В воскресенье утром в Москве было много солнца. Лобачев со своей Татьяной и своим Сашком возвращались с избирательного участка, где в честь выборов народных судей был открыт буфет, детская комната с хорошими игрушками и где без перерыва играла музыка — такая весенняя, приподнятая, что Алексею Петровичу захотелось немного походить под эту музыку строевым шагом. Избирательный участок размещался в школе. Школа уже осталась далеко позади, а в душе Лобачева и в душе Татьяны, а может быть, даже и у Сашеньки все еще гремела эта музыка, под которую Алексею Петровичу хотелось пройтись строевым шагом. Народ шел хорошо одетый, с легкими лицами, с улыбками и веселыми разговорами, то там, то здесь в глаза попадали красные полотнища, плакаты и лозунги. Красные флаги были водворены на свои специальные места в отвесных каменных берегах улиц. От всего этого и еще от разыгравшегося солнца было легко на душе и празднично, и Алексей Петрович и Татьяна, перебивая друг друга, с родительским увлечением объясняли своему Сашеньке все, что он видел сегодня на улицах и на избирательном участке.

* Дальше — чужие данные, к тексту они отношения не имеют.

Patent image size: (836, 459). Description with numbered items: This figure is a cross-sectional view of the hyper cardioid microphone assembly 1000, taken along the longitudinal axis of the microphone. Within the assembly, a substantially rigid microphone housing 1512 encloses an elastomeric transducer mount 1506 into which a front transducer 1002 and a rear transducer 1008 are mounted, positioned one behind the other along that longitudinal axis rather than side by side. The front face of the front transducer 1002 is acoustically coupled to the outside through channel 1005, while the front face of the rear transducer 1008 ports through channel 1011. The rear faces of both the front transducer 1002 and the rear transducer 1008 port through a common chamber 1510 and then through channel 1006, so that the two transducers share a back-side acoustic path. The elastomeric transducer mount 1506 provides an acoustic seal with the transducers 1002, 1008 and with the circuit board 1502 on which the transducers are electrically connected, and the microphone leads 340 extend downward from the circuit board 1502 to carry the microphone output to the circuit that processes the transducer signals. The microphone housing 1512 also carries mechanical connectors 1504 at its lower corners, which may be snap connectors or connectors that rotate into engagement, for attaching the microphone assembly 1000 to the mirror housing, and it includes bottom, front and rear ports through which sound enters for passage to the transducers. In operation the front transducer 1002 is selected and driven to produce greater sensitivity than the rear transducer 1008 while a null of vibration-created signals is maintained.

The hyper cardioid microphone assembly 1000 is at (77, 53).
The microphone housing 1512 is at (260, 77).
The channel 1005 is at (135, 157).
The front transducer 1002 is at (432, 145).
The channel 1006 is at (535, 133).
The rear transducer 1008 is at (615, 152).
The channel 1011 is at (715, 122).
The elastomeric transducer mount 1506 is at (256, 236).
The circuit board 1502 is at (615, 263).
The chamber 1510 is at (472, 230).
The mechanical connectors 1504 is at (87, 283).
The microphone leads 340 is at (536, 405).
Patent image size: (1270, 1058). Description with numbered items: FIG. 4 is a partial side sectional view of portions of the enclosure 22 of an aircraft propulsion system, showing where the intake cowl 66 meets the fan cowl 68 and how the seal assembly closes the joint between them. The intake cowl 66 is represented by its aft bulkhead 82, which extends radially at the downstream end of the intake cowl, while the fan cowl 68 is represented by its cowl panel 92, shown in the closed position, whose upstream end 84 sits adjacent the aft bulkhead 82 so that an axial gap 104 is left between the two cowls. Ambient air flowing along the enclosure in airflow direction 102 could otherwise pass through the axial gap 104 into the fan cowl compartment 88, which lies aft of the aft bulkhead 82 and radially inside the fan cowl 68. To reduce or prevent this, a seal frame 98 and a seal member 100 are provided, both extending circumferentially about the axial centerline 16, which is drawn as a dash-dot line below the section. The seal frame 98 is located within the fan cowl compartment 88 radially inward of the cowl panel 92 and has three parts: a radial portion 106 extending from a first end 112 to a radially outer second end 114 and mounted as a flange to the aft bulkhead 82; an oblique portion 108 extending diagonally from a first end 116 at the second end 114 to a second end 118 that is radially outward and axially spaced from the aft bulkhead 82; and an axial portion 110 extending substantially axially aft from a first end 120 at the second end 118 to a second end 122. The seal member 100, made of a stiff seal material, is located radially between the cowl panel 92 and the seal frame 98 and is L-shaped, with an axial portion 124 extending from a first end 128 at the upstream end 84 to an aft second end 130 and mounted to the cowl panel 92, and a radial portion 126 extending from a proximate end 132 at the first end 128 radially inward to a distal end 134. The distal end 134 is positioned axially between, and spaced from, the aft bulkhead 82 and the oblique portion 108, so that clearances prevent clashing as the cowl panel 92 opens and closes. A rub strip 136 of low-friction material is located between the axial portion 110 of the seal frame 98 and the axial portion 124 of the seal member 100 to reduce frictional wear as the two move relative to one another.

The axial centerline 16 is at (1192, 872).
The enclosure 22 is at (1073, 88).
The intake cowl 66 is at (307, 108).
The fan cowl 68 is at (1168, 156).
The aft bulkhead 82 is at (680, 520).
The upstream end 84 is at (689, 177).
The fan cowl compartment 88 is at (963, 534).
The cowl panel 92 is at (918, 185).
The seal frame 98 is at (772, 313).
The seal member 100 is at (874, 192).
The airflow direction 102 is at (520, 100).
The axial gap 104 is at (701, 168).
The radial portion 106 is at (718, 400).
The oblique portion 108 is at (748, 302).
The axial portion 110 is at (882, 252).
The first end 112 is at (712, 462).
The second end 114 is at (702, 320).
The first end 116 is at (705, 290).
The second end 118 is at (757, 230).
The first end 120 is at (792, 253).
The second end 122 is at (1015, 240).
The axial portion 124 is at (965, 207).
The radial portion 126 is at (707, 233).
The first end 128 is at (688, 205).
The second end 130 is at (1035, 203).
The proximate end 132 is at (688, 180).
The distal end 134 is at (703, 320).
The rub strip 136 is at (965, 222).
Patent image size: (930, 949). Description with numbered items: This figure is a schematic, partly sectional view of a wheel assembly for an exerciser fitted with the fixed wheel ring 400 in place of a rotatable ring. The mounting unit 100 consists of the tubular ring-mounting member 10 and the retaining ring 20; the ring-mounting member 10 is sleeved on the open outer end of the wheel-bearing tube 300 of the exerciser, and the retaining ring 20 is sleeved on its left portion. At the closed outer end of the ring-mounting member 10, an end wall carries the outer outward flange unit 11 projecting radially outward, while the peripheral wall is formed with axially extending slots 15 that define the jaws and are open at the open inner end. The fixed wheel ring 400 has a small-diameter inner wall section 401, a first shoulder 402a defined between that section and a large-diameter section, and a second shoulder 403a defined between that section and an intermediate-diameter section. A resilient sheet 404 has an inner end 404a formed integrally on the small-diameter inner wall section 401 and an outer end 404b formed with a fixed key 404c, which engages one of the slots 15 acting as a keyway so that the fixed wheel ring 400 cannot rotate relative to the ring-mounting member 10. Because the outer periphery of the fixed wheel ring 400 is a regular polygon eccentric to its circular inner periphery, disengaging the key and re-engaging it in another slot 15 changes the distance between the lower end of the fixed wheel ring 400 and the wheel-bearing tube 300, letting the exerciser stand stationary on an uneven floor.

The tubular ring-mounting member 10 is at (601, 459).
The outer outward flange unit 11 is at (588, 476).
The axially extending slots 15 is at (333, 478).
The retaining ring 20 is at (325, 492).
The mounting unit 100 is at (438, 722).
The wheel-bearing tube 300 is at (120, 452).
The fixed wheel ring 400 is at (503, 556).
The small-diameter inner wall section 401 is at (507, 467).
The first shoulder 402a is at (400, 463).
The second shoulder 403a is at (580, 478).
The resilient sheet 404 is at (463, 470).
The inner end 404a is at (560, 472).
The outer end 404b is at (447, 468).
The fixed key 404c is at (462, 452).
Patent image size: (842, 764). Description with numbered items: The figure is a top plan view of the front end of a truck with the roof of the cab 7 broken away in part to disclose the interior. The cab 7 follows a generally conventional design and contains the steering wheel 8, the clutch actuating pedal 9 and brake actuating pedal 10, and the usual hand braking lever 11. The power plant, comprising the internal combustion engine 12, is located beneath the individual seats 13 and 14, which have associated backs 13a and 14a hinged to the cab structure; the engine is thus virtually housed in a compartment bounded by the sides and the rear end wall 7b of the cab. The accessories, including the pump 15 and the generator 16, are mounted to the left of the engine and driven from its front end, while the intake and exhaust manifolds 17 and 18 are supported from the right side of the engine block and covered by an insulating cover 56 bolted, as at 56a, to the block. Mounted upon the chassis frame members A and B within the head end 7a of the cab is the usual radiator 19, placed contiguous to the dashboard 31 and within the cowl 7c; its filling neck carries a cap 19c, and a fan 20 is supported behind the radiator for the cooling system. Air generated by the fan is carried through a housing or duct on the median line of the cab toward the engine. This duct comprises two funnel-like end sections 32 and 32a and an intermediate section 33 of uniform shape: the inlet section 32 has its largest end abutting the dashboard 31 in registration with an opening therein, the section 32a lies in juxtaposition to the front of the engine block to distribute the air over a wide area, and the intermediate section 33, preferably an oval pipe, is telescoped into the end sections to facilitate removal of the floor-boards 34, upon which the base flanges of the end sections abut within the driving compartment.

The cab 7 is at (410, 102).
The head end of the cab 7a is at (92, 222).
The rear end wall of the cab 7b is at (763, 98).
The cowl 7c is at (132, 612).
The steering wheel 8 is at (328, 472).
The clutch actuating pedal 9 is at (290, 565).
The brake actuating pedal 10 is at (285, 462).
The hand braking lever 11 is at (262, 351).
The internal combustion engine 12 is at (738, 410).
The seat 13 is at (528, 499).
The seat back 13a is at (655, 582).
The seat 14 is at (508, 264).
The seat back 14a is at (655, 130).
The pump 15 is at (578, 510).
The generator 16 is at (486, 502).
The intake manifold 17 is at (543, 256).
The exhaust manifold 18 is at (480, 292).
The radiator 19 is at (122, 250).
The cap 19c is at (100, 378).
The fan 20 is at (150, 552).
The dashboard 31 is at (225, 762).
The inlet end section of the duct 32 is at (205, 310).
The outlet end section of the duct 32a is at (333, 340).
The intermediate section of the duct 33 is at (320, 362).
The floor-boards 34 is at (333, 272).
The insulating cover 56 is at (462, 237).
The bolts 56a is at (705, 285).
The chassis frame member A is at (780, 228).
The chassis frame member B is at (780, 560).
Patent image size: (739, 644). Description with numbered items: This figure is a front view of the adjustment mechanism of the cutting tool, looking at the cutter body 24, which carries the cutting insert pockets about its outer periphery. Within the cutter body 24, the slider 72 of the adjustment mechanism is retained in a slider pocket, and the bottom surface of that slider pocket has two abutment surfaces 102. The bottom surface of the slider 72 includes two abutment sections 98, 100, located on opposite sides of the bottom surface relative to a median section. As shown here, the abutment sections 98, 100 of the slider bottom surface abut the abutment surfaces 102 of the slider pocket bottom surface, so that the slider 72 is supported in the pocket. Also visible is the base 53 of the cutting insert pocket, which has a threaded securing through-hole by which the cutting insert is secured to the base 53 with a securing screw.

У самого их дома, огромного, четырнадцатиэтажного, и тоже разукрашенного портретами и красными полотнищами, Лобачев издали еще увидел Федора Ивановича Пирогова, своего декана, который переехал сюда из старой трехкомнатной в новую четырехкомнатную квартиру. Декан шел с кем-то вдвоем и был, да, был навеселе — то ли в честь праздника, то ли по другому какому случаю. Кто-то, с кем он шел, держал Федора Ивановича под руку и неуверенно жестикулировал свободной рукой.
Хотя Алексей Петрович, как и всякий другой человек привык в праздники видеть на улицах подвыпивших людей, декан вызвал в нем ноющую, тоскливую жалость к себе. Праздничное настроение сразу смешалось с этой тоскливой жалостью, и в этих смешанных чувствах Алексей Петрович стороной, да подальше, обошел Федора Ивановича.